Nadie, a 4-year-old Malayan tiger contracted the coronavirus from an asymptomatic worker. She is expected to be okay, as are the other six large cats that also have symptoms.
Nikki Smith from Sonoma County’s Safari West, an African adventure park that has cheetahs, rhinos and other exotic animals, said she was surprised but not shocked.
“That could happen to anybody,” Smith said. “We wear masks and gloves while we are making the diets, delivering the diets and interacting with any of our animals.”
Dog and cat owners are wondering if they should be worried that they’ll contaminate their pets and if that can even happen.
“At this point the determination from our governing body, from people who are more in the know, they have said there is no evidence of that,” said Dr. Peter Dowell at the Alto-Tiburon Veterinary Hospital in Mill Valley.

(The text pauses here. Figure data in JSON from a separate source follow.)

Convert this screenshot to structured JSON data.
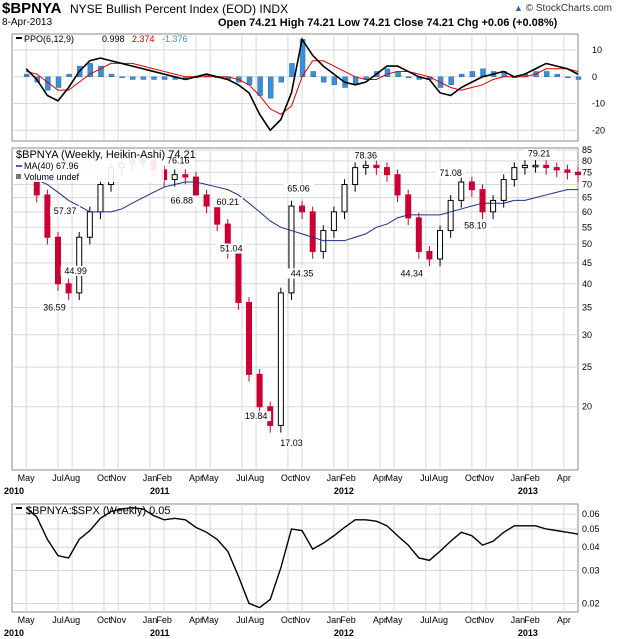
{
  "header": {
    "symbol": "$BPNYA",
    "title": "NYSE Bullish Percent Index (EOD)  INDX",
    "date": "8-Apr-2013",
    "ohlc": "Open 74.21  High 74.21  Low 74.21  Close 74.21  Chg +0.06 (+0.08%)",
    "logo": "© StockCharts.com",
    "logo_mark": "▲"
  },
  "colors": {
    "up": "#000000",
    "down": "#cc0033",
    "ma": "#1a2e8c",
    "ppo": "#000000",
    "signal": "#dd0000",
    "hist": "#3b8fd6",
    "grid": "#d8d8d8"
  },
  "panels": {
    "ppo": {
      "label": "PPO(6,12,9)",
      "value": "0.998",
      "signal": "2.374",
      "hist": "-1.376"
    },
    "price": {
      "label": "$BPNYA (Weekly, Heikin-Ashi) 74.21",
      "ma_label": "MA(40) 67.96",
      "volume_label": "Volume undef"
    },
    "ratio": {
      "label": "$BPNYA:$SPX (Weekly) 0.05"
    }
  },
  "chart_data": [
    {
      "type": "line",
      "name": "ppo",
      "ylim": [
        -24,
        16
      ],
      "yticks": [
        10,
        0,
        -10,
        -20
      ],
      "x_weeks": [
        0,
        3,
        6,
        9,
        12,
        15,
        18,
        21,
        24,
        27,
        30,
        33,
        36,
        39,
        42,
        45,
        48,
        51,
        54,
        57,
        60,
        63,
        66,
        69,
        72,
        75,
        78,
        81,
        84,
        87,
        90,
        93,
        96,
        99,
        102,
        105,
        108,
        111,
        114,
        117,
        120,
        123,
        126,
        129,
        132,
        135,
        138,
        141,
        144,
        147,
        150,
        153,
        156
      ],
      "ppo": [
        3,
        -1,
        -7,
        -9,
        -4,
        2,
        6,
        7,
        6,
        5,
        4,
        3,
        2,
        1,
        0,
        -1,
        0,
        1,
        0,
        -1,
        -3,
        -6,
        -14,
        -20,
        -16,
        -6,
        14,
        8,
        4,
        1,
        -2,
        -3,
        -2,
        1,
        4,
        4,
        2,
        0,
        -1,
        -6,
        -7,
        -4,
        -2,
        0,
        1,
        2,
        0,
        1,
        3,
        5,
        4,
        3,
        1
      ],
      "signal": [
        2,
        1,
        -2,
        -5,
        -5,
        -2,
        1,
        3,
        5,
        5,
        5,
        4,
        3,
        2,
        1,
        0,
        0,
        0,
        0,
        0,
        -1,
        -3,
        -7,
        -12,
        -14,
        -11,
        0,
        6,
        6,
        4,
        2,
        0,
        -1,
        -1,
        1,
        2,
        2,
        1,
        0,
        -2,
        -4,
        -5,
        -4,
        -3,
        -1,
        0,
        0,
        0,
        1,
        3,
        3,
        3,
        2
      ],
      "hist": [
        1,
        -2,
        -5,
        -4,
        1,
        4,
        5,
        4,
        1,
        0,
        -1,
        -1,
        -1,
        -1,
        -1,
        -1,
        0,
        1,
        0,
        -1,
        -2,
        -3,
        -7,
        -8,
        -2,
        5,
        14,
        2,
        -2,
        -3,
        -4,
        -3,
        -1,
        2,
        3,
        2,
        0,
        -1,
        -1,
        -4,
        -3,
        1,
        2,
        3,
        2,
        2,
        0,
        1,
        2,
        2,
        1,
        0,
        -1
      ]
    },
    {
      "type": "line",
      "name": "price",
      "title": "$BPNYA (Weekly, Heikin-Ashi) 74.21",
      "scale": "log",
      "ylim": [
        14,
        86
      ],
      "yticks": [
        85,
        80,
        75,
        70,
        65,
        60,
        55,
        50,
        45,
        40,
        35,
        30,
        25,
        20
      ],
      "x_weeks": [
        0,
        3,
        6,
        9,
        12,
        15,
        18,
        21,
        24,
        27,
        30,
        33,
        36,
        39,
        42,
        45,
        48,
        51,
        54,
        57,
        60,
        63,
        66,
        69,
        72,
        75,
        78,
        81,
        84,
        87,
        90,
        93,
        96,
        99,
        102,
        105,
        108,
        111,
        114,
        117,
        120,
        123,
        126,
        129,
        132,
        135,
        138,
        141,
        144,
        147,
        150,
        153,
        156
      ],
      "close": [
        72,
        66,
        52,
        40,
        38,
        52,
        60,
        70,
        77,
        79,
        80,
        80,
        76,
        72,
        74,
        73,
        66,
        62,
        56,
        48,
        36,
        24,
        20,
        18,
        38,
        62,
        60,
        48,
        54,
        60,
        70,
        77,
        78,
        77,
        74,
        66,
        58,
        48,
        46,
        54,
        64,
        71,
        68,
        60,
        64,
        72,
        77,
        78,
        78,
        77,
        76,
        75,
        74
      ],
      "ma": [
        74,
        72,
        70,
        67,
        64,
        62,
        60,
        60,
        60,
        61,
        63,
        65,
        67,
        69,
        70,
        71,
        71,
        70,
        69,
        68,
        66,
        63,
        60,
        57,
        55,
        54,
        53,
        52,
        51,
        51,
        51,
        52,
        53,
        55,
        56,
        58,
        59,
        59,
        59,
        59,
        60,
        61,
        62,
        63,
        63,
        63,
        64,
        64,
        65,
        66,
        67,
        68,
        68
      ],
      "annotations": [
        {
          "week": 8,
          "value": 36.59,
          "text": "36.59",
          "pos": "below"
        },
        {
          "week": 11,
          "value": 57.37,
          "text": "57.37",
          "pos": "above"
        },
        {
          "week": 14,
          "value": 44.99,
          "text": "44.99",
          "pos": "below"
        },
        {
          "week": 43,
          "value": 76.16,
          "text": "76.16",
          "pos": "above"
        },
        {
          "week": 44,
          "value": 66.88,
          "text": "66.88",
          "pos": "below"
        },
        {
          "week": 57,
          "value": 60.21,
          "text": "60.21",
          "pos": "above"
        },
        {
          "week": 58,
          "value": 51.04,
          "text": "51.04",
          "pos": "below"
        },
        {
          "week": 65,
          "value": 19.84,
          "text": "19.84",
          "pos": "below"
        },
        {
          "week": 75,
          "value": 17.03,
          "text": "17.03",
          "pos": "below"
        },
        {
          "week": 77,
          "value": 65.06,
          "text": "65.06",
          "pos": "above"
        },
        {
          "week": 78,
          "value": 44.35,
          "text": "44.35",
          "pos": "below"
        },
        {
          "week": 96,
          "value": 78.36,
          "text": "78.36",
          "pos": "above"
        },
        {
          "week": 109,
          "value": 44.34,
          "text": "44.34",
          "pos": "below"
        },
        {
          "week": 120,
          "value": 71.08,
          "text": "71.08",
          "pos": "above"
        },
        {
          "week": 127,
          "value": 58.1,
          "text": "58.10",
          "pos": "below"
        },
        {
          "week": 145,
          "value": 79.21,
          "text": "79.21",
          "pos": "above"
        }
      ]
    },
    {
      "type": "line",
      "name": "ratio",
      "title": "$BPNYA:$SPX (Weekly) 0.05",
      "scale": "log",
      "ylim": [
        0.018,
        0.068
      ],
      "yticks": [
        0.06,
        0.05,
        0.04,
        0.03,
        0.02
      ],
      "x_weeks": [
        0,
        3,
        6,
        9,
        12,
        15,
        18,
        21,
        24,
        27,
        30,
        33,
        36,
        39,
        42,
        45,
        48,
        51,
        54,
        57,
        60,
        63,
        66,
        69,
        72,
        75,
        78,
        81,
        84,
        87,
        90,
        93,
        96,
        99,
        102,
        105,
        108,
        111,
        114,
        117,
        120,
        123,
        126,
        129,
        132,
        135,
        138,
        141,
        144,
        147,
        150,
        153,
        156
      ],
      "values": [
        0.065,
        0.058,
        0.044,
        0.036,
        0.035,
        0.044,
        0.049,
        0.057,
        0.062,
        0.064,
        0.065,
        0.064,
        0.059,
        0.056,
        0.057,
        0.056,
        0.051,
        0.048,
        0.044,
        0.038,
        0.028,
        0.02,
        0.019,
        0.021,
        0.031,
        0.05,
        0.049,
        0.039,
        0.042,
        0.046,
        0.051,
        0.056,
        0.056,
        0.055,
        0.052,
        0.046,
        0.041,
        0.035,
        0.034,
        0.038,
        0.043,
        0.048,
        0.046,
        0.041,
        0.043,
        0.048,
        0.052,
        0.052,
        0.052,
        0.05,
        0.049,
        0.048,
        0.047
      ]
    }
  ],
  "axis": {
    "months": [
      "May",
      "Jul",
      "Aug",
      "Oct",
      "Nov",
      "Jan",
      "Feb",
      "Apr",
      "May",
      "Jul",
      "Aug",
      "Oct",
      "Nov",
      "Jan",
      "Feb",
      "Apr",
      "May",
      "Jul",
      "Aug",
      "Oct",
      "Nov",
      "Jan",
      "Feb",
      "Apr"
    ],
    "month_weeks": [
      0,
      9,
      13,
      22,
      26,
      35,
      39,
      48,
      52,
      61,
      65,
      74,
      78,
      87,
      91,
      100,
      104,
      113,
      117,
      126,
      130,
      139,
      143,
      152
    ],
    "years": [
      "2010",
      "2011",
      "2012",
      "2013"
    ],
    "year_weeks": [
      -17,
      35,
      87,
      139
    ]
  }
}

“We are all so close to our animals, hugging them, having them in our rooms close to us, that definitely would not be a good thing,” said Dave from Alto-Tiburon Veterinary Hospital.
Experts say pet owners should still error on the side of caution. Those who have COVID-19 should have someone else take care of their animal.
Limiting interaction with them just like they would other people.